Photo Credit: International Gemini Observatory / NOIRLab / NSF / AURA / T.A. Rector
A team of astronomers at the University of Surrey recently found an extremely faint, dwarf galaxy which, they believe, is one of the first galaxies packed with a very old star. The galaxy, monikered as Pegasus V, is located in the vicinity of the Andromeda galaxy. The observation first came to light after a sky watcher named Giuseppe Donatiello found the dwarf galaxy in the archival data of a camera designed by the US Department of Energy to study dark energy.
The find by Giuseppe intrigued researchers who then studied it using the Gemini North telescope at the International Gemini Observatory in Hawaii. In the study, researchers have found that Pegasus V contains small amounts of heavy elements and argued that the galaxy must be very old.
“We have found a new, extremely faint galaxy whose stars formed very early in the history of the universe. This discovery marks the first time that a galaxy this faint has been found around Andromeda using an astronomical survey that was not specifically designed for the task,” said Dr Michelle Collins, the lead author of the study.

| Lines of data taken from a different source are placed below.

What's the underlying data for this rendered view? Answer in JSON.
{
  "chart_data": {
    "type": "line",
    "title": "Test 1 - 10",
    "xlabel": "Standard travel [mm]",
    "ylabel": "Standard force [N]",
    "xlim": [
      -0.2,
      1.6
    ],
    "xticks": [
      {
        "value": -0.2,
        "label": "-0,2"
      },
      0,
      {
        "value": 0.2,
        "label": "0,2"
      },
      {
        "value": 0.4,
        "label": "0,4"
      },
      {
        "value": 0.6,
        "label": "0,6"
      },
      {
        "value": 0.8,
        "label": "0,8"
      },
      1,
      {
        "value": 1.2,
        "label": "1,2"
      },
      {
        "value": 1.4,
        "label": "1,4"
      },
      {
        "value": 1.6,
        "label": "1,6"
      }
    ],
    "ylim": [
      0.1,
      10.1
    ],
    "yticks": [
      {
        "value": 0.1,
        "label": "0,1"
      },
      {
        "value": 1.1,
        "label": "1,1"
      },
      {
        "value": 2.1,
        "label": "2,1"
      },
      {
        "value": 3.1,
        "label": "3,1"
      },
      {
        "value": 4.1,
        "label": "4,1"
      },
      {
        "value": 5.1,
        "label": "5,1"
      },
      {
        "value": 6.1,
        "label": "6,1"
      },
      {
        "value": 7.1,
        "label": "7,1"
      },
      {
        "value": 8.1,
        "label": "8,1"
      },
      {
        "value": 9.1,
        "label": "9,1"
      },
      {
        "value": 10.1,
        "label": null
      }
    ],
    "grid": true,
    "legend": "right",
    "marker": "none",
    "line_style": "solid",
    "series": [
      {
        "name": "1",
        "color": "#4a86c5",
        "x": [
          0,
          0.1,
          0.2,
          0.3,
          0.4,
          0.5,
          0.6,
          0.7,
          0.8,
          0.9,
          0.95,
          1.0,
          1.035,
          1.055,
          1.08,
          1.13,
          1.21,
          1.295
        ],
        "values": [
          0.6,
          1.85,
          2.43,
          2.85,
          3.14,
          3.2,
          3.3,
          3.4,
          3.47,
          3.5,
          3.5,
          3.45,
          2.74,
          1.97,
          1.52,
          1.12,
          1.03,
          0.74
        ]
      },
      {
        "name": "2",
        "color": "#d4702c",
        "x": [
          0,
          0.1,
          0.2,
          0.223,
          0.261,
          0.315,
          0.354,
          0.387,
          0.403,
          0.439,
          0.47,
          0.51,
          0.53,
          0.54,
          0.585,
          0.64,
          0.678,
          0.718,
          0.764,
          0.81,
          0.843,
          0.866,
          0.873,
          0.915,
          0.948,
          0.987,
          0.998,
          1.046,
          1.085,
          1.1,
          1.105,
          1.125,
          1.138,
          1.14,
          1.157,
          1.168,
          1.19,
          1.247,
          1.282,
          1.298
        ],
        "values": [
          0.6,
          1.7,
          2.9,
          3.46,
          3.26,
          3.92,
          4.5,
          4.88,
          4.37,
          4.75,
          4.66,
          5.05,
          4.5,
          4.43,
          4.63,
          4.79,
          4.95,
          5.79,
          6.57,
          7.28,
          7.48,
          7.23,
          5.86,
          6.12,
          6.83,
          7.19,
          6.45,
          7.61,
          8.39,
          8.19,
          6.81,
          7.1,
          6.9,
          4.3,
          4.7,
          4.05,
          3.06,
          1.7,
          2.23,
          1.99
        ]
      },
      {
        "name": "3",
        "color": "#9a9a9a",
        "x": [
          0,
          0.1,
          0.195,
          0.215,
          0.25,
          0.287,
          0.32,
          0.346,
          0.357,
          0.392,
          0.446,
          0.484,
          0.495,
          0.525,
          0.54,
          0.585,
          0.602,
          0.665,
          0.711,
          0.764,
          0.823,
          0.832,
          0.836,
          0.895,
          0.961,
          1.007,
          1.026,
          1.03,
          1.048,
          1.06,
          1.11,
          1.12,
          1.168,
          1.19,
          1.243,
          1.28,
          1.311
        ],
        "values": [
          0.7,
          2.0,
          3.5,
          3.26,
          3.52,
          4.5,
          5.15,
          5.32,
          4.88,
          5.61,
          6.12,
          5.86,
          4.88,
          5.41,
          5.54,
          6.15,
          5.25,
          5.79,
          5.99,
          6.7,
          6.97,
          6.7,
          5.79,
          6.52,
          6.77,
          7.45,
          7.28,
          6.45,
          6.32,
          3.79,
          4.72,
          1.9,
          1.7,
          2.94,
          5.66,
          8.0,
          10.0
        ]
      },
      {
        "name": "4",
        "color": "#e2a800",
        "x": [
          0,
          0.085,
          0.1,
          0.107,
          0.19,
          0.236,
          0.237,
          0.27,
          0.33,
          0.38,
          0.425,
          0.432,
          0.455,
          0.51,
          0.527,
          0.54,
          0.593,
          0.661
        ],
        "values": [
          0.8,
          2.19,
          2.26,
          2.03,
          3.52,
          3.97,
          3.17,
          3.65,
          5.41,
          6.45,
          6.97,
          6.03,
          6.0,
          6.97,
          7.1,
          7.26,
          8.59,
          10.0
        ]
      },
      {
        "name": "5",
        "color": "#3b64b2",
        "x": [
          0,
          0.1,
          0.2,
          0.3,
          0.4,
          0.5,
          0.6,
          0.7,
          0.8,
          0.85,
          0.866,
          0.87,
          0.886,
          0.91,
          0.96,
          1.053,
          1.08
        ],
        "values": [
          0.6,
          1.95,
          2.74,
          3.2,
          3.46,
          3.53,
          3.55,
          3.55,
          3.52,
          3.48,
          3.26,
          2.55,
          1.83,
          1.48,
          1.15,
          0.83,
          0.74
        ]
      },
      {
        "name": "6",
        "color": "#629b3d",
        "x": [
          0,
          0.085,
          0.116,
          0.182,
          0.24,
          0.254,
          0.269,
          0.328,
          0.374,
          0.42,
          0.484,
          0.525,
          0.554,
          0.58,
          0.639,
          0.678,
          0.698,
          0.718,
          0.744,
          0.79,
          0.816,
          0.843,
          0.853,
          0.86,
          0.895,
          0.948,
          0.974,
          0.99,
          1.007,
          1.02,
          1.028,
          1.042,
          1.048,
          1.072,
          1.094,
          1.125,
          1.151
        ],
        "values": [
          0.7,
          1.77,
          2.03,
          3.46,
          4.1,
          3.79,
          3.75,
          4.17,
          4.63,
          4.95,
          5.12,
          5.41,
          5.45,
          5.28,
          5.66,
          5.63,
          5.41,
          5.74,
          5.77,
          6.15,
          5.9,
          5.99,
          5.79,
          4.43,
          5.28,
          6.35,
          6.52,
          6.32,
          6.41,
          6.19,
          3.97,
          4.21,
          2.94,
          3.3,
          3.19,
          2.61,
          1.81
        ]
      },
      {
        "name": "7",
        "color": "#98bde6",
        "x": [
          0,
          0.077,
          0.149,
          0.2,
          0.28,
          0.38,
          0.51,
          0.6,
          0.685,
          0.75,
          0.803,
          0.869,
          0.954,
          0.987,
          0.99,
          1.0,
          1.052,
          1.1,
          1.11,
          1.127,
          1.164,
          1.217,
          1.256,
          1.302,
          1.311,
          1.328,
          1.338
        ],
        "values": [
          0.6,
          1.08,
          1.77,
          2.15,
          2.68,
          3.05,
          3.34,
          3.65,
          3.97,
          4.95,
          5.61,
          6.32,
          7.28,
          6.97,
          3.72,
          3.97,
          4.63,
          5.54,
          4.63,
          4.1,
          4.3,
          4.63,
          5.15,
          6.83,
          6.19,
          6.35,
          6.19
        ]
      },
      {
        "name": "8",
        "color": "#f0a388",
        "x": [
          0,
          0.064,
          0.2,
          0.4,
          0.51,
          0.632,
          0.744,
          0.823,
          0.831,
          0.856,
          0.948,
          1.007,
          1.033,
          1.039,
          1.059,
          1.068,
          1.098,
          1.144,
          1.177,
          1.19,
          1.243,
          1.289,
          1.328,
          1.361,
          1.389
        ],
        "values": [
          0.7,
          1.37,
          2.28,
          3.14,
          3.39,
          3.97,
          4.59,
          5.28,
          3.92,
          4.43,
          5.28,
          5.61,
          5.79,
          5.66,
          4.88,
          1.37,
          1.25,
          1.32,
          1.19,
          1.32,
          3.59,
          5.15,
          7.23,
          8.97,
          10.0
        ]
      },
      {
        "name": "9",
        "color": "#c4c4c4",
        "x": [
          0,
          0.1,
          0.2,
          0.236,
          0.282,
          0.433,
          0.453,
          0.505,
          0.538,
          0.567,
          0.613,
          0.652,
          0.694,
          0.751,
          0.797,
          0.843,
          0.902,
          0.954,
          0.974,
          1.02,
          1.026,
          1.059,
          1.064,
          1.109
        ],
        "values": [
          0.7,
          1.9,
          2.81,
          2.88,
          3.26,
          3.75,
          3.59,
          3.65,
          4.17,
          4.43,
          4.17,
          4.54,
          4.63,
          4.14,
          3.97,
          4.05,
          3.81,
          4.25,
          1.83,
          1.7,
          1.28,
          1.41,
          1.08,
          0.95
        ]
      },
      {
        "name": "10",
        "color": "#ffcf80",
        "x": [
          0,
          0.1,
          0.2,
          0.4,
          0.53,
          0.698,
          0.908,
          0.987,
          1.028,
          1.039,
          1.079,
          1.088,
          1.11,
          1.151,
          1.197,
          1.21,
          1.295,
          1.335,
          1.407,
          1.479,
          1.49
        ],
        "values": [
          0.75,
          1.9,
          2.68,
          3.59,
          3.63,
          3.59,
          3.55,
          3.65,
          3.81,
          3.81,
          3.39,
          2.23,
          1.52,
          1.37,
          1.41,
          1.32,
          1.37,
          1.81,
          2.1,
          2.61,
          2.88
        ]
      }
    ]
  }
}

It is difficult for astronomers to discover faint galaxies, in general. It is because their stars are old and less scintillating. Stars help astronomers identify the galaxy and measure its distance. This scarcity of bright stars makes it hard to find a faint galaxy. The Gemini telescope made it possible to put Pegasus V on the map.
The “fossil” galaxy that the team discovered has a high concentration of old stars and when compared to other faint galaxies, is metal-poor. These two facts point to the galaxy being uniquely old and the star formation in the galaxy ceased very early. The galactic relic is believed to contain clues about the formation of the universe's earliest stars and play a key role in correcting and upgrading our understanding of dark matter.
Dark matter is believed to be the very fabric of the structure of the universe. The issue with it is that it is not visible to telescopes and lenses. It establishes its existence by affecting objects around it. With the discovery of Pegasus V, which is believed to belong to reionisation period, researchers seek clarity into the formation of the universe, and thus dark matter.